By and by he rose, pulled on his trousers, and started preparing dinner. He spread a tablecloth (really a large rag made from sewn-together work shirts) on the bare floor beside the bed, and within a few hours had it covered with plates of collard greens and baked bread. As they ate, Faith told Jones of her search, its inception, its untimely end. For once her tale did not fall on deaf ears. As she unraveled it, he ate faster, as though it made him hungrier, and when she brought everything up to date, he reached across the tablecloth and held both her hands in his own.
“Things ain’t hardly ever like they seem — not even me,” he said. “But they usually come out for the best.” The muscles in his face grew slack, his eyes calm. He told a story:
When Alpha Omega Jones was passing through South Carolina on his way North, he ran short on money and stopped to work on a tenant farm. The bossman looked him over, said, “You’re pretty healthy lookin’—how long you wanna work?”
“Just a week,” Jones said.
And he signed up for just that long. Seven days later, he went to draw his pay. The bossman was in his shack near the fields where he employed about fifty men in picking cotton. He scanned his books and shook his head. “Ah been feedin’ you for ’bout a week,” he said, “and I figure that you et up alla your salary plus ’bout ten dollars mo’.” He spread his hands, palms up, and grinned. “You’ve got to give me another week’s work.”

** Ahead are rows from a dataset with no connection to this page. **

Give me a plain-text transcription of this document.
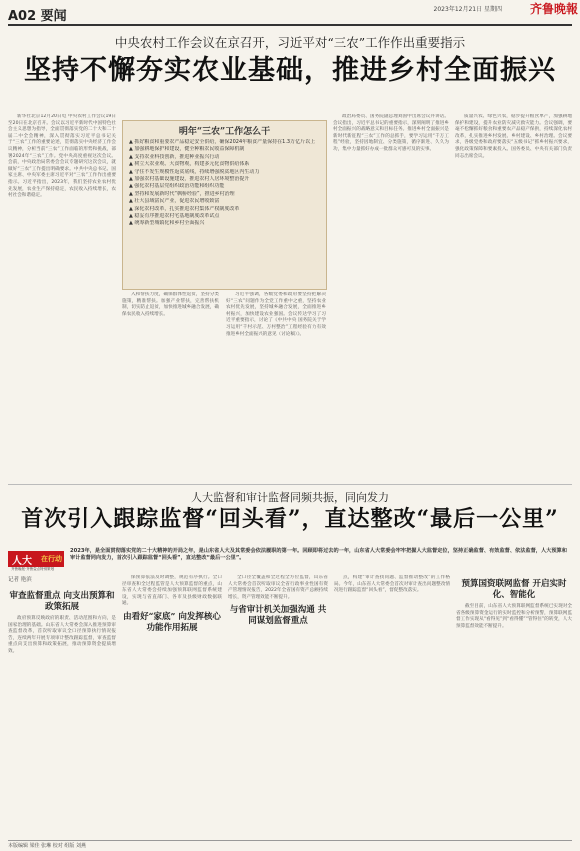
A02 要闻	2023年12月21日 星期四 齐鲁晚報
中央农村工作会议在京召开，习近平对“三农”工作作出重要指示
坚持不懈夯实农业基础，推进乡村全面振兴

新华社北京12月20日电 中央农村工作会议19日至20日在北京召开。会议以习近平新时代中国特色社会主义思想为指导，全面贯彻落实党的二十大和二十届二中全会精神，深入贯彻落实习近平总书记关于“三农”工作的重要论述，贯彻落实中央经济工作会议精神，分析当前“三农”工作面临的形势和挑战，部署2024年“三农”工作。党中央高度重视这次会议。会前，中央政治局常委会会议专题研究这次会议，就做好“三农”工作提出明确要求。中共中央总书记、国家主席、中央军委主席习近平对“三农”工作作出重要指示。习近平指出，2023年，我们坚持农业农村优先发展，农业生产保持稳定，农民收入持续增长，农村社会和谐稳定。

明年“三农”工作怎么干
▲ 抓好粮食和重要农产品稳定安全供给，确保2024年粮食产量保持在1.3万亿斤以上
▲ 加强耕地保护和建设，健全种粮农民收益保障机制
▲ 支持农业科技创新，推进种业振兴行动
▲ 树立大农业观、大食物观，构建多元化食物供给体系
▲ 守住不发生规模性返贫底线，持续增强脱贫地区内生动力
▲ 加强农村基础设施建设，推进农村人居环境整治提升
▲ 强化农村基层党组织政治功能和组织功能
▲ 坚持和发展新时代“枫桥经验”，推进乡村治理
▲ 壮大县域富民产业，促进农民增收致富
▲ 深化农村改革，扎实推进农村集体产权制度改革
▲ 稳妥有序推进农村宅基地制度改革试点
▲ 统筹新型城镇化和乡村全面振兴

入和帮扶力度，确保群体性返贫，坚持分类施策，精准帮扶。加强产业帮扶，完善帮扶机制，切实防止返贫，加快推进城乡融合发展，确保农民收入持续增长。

习近平强调，各级党委和政府要坚持把解决好“三农”问题作为全党工作重中之重，坚持农业农村优先发展，坚持城乡融合发展，全面推进乡村振兴，加快建设农业强国。会议传达学习了习近平重要指示，讨论了《中共中央 国务院关于学习运用“千村示范、万村整治”工程经验有力有效推进乡村全面振兴的意见（讨论稿）》。

政治局委员、国务院副总理刘国中出席会议并讲话。会议指出，习近平总书记的重要指示，深刻阐明了推进乡村全面振兴的战略意义和目标任务。推进乡村全面振兴是新时代新征程“三农”工作的总抓手，要学习运用“千万工程”经验，坚持因地制宜、分类施策，循序渐进、久久为功，集中力量抓好办成一批群众可感可及的实事。

质量兴农、绿色兴农，稳步提升粮食单产，加强耕地保护和建设，提升农业防灾减灾救灾能力。会议强调，要毫不松懈抓好粮食和重要农产品稳产保供，持续深化农村改革，扎实推进乡村发展、乡村建设、乡村治理。会议要求，各级党委和政府要落实“五级书记”抓乡村振兴要求，强化政策保障和要素投入。国务委员、中央有关部门负责同志出席会议。

人大监督和审计监督同频共振，同向发力
首次引入跟踪监督“回头看”，直达整改“最后一公里”
人大 在行动
齐鲁晚报·齐鲁壹点特别策划
2023年，是全面贯彻落实党的二十大精神的开局之年，是山东省人大及其常委会依法履职的第一年。回顾即将过去的一年，山东省人大常委会牢牢把握人大监督定位，坚持正确监督、有效监督、依法监督，人大预算和审计监督同向发力，首次引入跟踪监督“回头看”，直达整改“最后一公里”。
记者 艳滨
审查监督重点 向支出预算和政策拓展

政府预算反映政府的职责、活动范围和方向，是国家治理的基础。山东省人大常委会深入推进预算审查监督改革，首次听取审议全口径预算执行情况报告，连续两年开展专项审计整改跟踪监督，审查监督重点向支出预算和政策拓展，推动预算资金提质增效。

保预算依法及时调整，规范有序执行。全口径审查和全过程监管是人大预算监督的重点，山东省人大常委会持续加强预算联网监督系统建设，实现与省直部门、各市及县级财政数据联通。

由看好“家底” 向发挥核心功能作用拓展

全口径全覆盖和全过程全方位监督，山东省人大常委会首次听取审议全省行政事业性国有资产管理情况报告，2022年全省国有资产总额持续增长，资产管理效能不断提升。

与省审计机关加强沟通 共同谋划监督重点

点，构建“审计查找问题、监督推动整改”的工作格局。今年，山东省人大常委会首次对审计查出问题整改情况进行跟踪监督“回头看”，督促整改落实。

预算国资联网监督 开启实时化、智能化

截至目前，山东省人大预算联网监督系统已实现对全省各级预算资金运行的实时监控和分析预警，预算联网监督工作实现从“看得见”到“看得懂”“管得住”的转变，人大预算监督效能不断提升。

本版编辑 梁佳 张琳 校对 组版 刘燕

Since it was all there on paper and looked official, Jones did not object. He went back out into the sun, back to his place in the fields, not suspecting anything until an old Negro named Junior collapsed right beside him. Jones propped Junior up. The old man’s throat rattled. He said, “You better run, boy. You’d better run hard, and hide y’self! That man’s kept me here for five years—” And he died. Another worker stood beside Jones, shivering. “Junior’s the seventh one to die this month. You can’t run ’way. The bossman’s got a weak heart, but he comes after you anyway, with a gun and a whip and alla his dogs. He whops you, and if you run ’way, he won’t give you no food.”
The owner of the fields charged out of his shack and stopped beside them. He kicked Junior with the heel of his boot, rolling him over to see if he was dead. He scowled, wiped his brow with a red handkerchief, and thought for a minute. He turned to Jones. “Bury him right here.”
“I can’t do no mo’ work,” Jones said. “I got psychic powers.” He bugged his eyes at the bossman and placed the tips of his fingers to his dark brow. “Ever now and then these spells come over me — I get visions, I get weak and see through things, and can’t do a lick of work.”